Lesen Sie einen Ausschnitt aus dem Manuskript:
OT Michael Zimmermann – Museumshop
Renoir ist eine mythische Figur, als Schlüsselgestalt des Impressionismus und der Belle Époque.
ERZ.IN
…sagt der Kunsthistoriker Michael Zimmermann.
OT
Man kann sich kaum einen Kalender oder ein Buch über den Impressionismus vorstellen ohne die glücklichen Pariser Mittelschichten, ohne die schönen, ein bisschen auf ein Kindchenschema reduzierten modischen Frauen. Renoir ist heute der Impressionist par excellence. Und als solcher hat er den Geruch des Malers für den Museumsshop. Seine Motive passen auf die hübschen Tassen, auf die hübschen Teller… Er ist der zur Ware gewordene Impressionismus.
Musik hoch und aus.
ERZ.IN
Pierre-Auguste Renoir wurde 1841 in Limoges geboren. Der Vater war Schneider, die Mutter Näherin. In der Hoffnung, in der blühenden Metropole Paris mehr Geld verdienen zu können, zogen die Renoirs in die französische Hauptstadt, als Auguste noch ein kleines Kind war. Sein künstlerisches Talent wurde früh erkannt.
Musik über Sprecher „Scenes Bohemeniennes“
SPRECHER Jean Renoir – Talent
Er habe wie wild gezeichnet, berichteten seine Eltern später: Weil Papier teuer war, hat er mit Kreide auf dem Fußboden gezeichnet. Sehr zum Ärger des Großvaters. Denn es war seine Schneiderkreide, die nach und nach verschwand. Trotzdem: Die Gestalten, mit denen der Sohn die Wohnung verzierte, seien „ganz gelungen“ gewesen.
ERZ.IN
Mit 13 Jahren begann Renoir eine Lehre als Porzellanmaler und pinselte fortan Blümchen, Schäferidyllen und das Profil der Marie-Antoinette auf Kaffeetassen. Als Vorlagen dienten häufig Rokoko-Gemälde des vergangenen Jahrhunderts von Antoine Watteau oder François Boucher. Renoir verdiente recht gut, konnte mit dem Geld sogar seine Familie unterstützen. Doch nach ein paar Jahren war Schluss: Man hatte eine Maschine erfunden, die die Bilder auf Porzellan drucken konnte, und die ganze Branche brach zusammen. Renoir bemalte fortan nicht mehr Tassen und Teller, sondern Fächer, Schränke, Vorhänge und die Wände einiger Pariser Cafés.

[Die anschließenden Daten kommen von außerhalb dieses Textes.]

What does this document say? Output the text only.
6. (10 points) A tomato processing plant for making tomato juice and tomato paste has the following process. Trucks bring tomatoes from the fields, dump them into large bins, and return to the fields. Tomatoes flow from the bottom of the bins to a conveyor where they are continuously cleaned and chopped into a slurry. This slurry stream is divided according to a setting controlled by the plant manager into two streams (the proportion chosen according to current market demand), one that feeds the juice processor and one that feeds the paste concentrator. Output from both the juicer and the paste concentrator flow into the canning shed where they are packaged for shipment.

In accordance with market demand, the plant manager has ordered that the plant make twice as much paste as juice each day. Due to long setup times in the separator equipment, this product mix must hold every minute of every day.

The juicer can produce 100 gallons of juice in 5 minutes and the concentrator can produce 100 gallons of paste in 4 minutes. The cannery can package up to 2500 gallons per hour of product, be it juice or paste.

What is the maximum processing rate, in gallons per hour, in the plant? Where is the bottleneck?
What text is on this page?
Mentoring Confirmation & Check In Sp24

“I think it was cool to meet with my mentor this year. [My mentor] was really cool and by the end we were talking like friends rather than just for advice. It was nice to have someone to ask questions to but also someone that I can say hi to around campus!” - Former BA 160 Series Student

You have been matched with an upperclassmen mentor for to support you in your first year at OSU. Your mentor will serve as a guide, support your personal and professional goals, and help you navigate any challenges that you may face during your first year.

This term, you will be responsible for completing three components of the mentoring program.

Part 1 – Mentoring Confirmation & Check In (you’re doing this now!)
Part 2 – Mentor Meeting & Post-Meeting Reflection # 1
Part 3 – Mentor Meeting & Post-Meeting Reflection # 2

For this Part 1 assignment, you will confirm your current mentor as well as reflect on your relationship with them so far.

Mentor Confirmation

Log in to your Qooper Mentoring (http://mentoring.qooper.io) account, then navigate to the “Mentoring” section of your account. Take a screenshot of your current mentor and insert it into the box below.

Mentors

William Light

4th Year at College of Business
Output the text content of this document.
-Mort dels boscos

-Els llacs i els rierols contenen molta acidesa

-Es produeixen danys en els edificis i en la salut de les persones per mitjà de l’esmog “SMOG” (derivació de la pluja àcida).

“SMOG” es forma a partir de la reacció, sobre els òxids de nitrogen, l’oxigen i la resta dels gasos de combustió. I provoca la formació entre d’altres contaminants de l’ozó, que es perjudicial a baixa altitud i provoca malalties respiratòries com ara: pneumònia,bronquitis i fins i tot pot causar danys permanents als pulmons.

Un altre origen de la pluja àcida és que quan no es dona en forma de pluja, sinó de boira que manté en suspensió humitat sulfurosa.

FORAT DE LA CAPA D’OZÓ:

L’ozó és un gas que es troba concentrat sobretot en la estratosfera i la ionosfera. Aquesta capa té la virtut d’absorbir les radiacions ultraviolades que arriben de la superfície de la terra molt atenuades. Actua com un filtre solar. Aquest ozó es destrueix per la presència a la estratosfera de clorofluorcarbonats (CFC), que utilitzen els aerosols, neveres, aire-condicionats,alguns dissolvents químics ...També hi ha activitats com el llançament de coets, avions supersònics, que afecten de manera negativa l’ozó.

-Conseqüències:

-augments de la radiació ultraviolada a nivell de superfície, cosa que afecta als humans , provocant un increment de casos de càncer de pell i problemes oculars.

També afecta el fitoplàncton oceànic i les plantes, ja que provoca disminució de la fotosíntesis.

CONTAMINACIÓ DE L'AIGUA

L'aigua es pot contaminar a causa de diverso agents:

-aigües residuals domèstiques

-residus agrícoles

Wieder verdiente er gut, weil er viel schneller als andere arbeitete. Doch er wollte mehr:
Musik über Sprecher „Scenes Bohemeniennes“
SPRECHER Jean Renoir S. 88 – Malunterricht
Renoirs Sohn Jean berichtete später, dass der Vater die Kneipen von Paris mit Göttern und Symbolen bemalt habe. Damit habe er gar nicht schlecht verdient. Mit jedem Auftrag, der ihm Geld einbrachte, sei in ihm deswegen der Wunsch größer geworden: Er wolle einen richtigen Malunterricht in einer richtigen Schule nehmen.
ERZ.IN
Mit 21 Jahren wurde er Student der École des Beaux-Arts, arbeitete aber die meiste Zeit im privaten Atelier des Schweizer Malers Charles Gleyre, wo ein liberaler Geist und weniger Reglement herrschte. Dort freundete er sich unter anderem mit Claude Monet an, dem späteren Maler der Seerosenbilder. Zusammen mit Monet beginnt er, das „Hier und Jetzt“ zu malen, realistische Abbilder der eigenen Zeit.
Das klingt banal, war aber damals eben keine Selbstverständlichkeit. Heute gelten Künstler als Seismographen der Gesellschaft, man erwartet geradezu von ihnen, dass sie sich mit aktuellen Themen beschäftigen. Damals aber galt die Historienmalerei als das höchste aller Genres, auch literarische, mythologische und biblische Themen waren beliebt.
über Musik („ I’isle joyeux für Klavier“)
Renoir aber malte die Welt so wie sie ihm vor die Nase kam: Madame Monet, den „Figaro“ lesend. Eine junge Frau bei ihrem ersten Theaterbesuch. Cafészenen, Porträts seiner Künstlerfreunde, kleine Kinder beim Spielen. Laut Michael Zimmermann ging es Renoir und seinen Mitstreitern dezidiert darum, die eigene Zeit und gesellschaftliche Wirklichkeit abzubilden.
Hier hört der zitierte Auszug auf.